Social cohesion in Gauteng
Increasing attacks on foreigners, including in April 2015, along with a succession of widely publicised incidents of racism, have triggered a new round of soul-searching in South Africa. Why, after the comprehensive defeat of apartheid and its ideology, does prejudice seem so intractable? What kinds of interventions could help reduce these troubling events? How can society be made more ‘cohesive’?
Suggestions about what to do in the face of these challenges are sometimes speculative and wishful. They consist of appeals to the better nature of ordinary people, or an assumption that the feel good moments of the democratic transition can be re-enacted to bind everyone together. Calls for social cohesion and tolerance seem often to dodge the complex vicious cycles that lead to the instances of intolerance that erupt in the media or in communities.
This Research Report centres on better understanding the current dynamics of social cohesion in Gauteng. It tackles five guiding questions, each of which corresponds to a chapter:
- How has social cohesion become a goal in post-apartheid South Africa, and what are the key limitations resulting from this understanding of social progress?
- In a global context, how is social cohesion defined and what are the main contestations about this ideal of social change?
- How do the respondents in the GCRO's Quality of Life IV (2015/16) survey respond to questions on levels of trust, claims to belonging by different race groups, and the place of migrants and gays and lesbians in Gauteng?
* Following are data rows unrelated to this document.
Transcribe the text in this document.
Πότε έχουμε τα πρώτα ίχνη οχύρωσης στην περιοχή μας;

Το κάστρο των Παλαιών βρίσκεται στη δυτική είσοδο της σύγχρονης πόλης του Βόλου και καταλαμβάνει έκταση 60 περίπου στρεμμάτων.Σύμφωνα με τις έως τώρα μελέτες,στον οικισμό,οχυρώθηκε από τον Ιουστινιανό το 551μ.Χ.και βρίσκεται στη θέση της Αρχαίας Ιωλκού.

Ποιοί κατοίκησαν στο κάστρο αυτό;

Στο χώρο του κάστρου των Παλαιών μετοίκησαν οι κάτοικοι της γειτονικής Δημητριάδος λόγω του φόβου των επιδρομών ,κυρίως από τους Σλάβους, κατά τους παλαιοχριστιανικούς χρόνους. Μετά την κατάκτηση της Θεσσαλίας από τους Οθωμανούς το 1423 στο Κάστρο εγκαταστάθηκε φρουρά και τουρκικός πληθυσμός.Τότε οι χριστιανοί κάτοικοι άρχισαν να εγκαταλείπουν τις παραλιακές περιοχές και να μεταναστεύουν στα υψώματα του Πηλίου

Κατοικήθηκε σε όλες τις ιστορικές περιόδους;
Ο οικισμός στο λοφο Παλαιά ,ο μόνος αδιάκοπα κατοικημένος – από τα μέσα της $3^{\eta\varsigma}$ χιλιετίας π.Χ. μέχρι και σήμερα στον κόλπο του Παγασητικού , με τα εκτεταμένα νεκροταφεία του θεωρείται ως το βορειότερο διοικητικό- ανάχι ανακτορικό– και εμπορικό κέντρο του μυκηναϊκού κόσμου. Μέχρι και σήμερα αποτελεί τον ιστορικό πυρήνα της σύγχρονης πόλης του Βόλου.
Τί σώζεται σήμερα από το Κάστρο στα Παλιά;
- How have past and present initiatives to improve social cohesion conceived of the problem they are attempting to address, and what is their scale of intervention?
- What are the various methodologies that have been used in past and present initiatives to improve social cohesion?
A key premise of this research was that our society has an enormous accumulation of experience in trying to tackle anti-social interactions and to address social injustices that are, in various ways, shaped by race, class, nationality, gender, sexuality and other identities. The last two chapters of this report are based on a review of more than 60 social cohesion initiatives. They analyse the wide variety of actors involved in such work, the different ways in which they conceive of their objectives, and the different scales at which they operate. These actors pursue dozens of different methodologies including sports and dialogue, arts, psychology, urban design, and public campaigns. This dispersed capacity through society is important because it represents experience-based responses to the ways in which anti-social behaviour and social injustice are reproduced. In attempting to determine a programme of action, we argue that we should learn from and extend existing and past attempts to tackle these difficulties.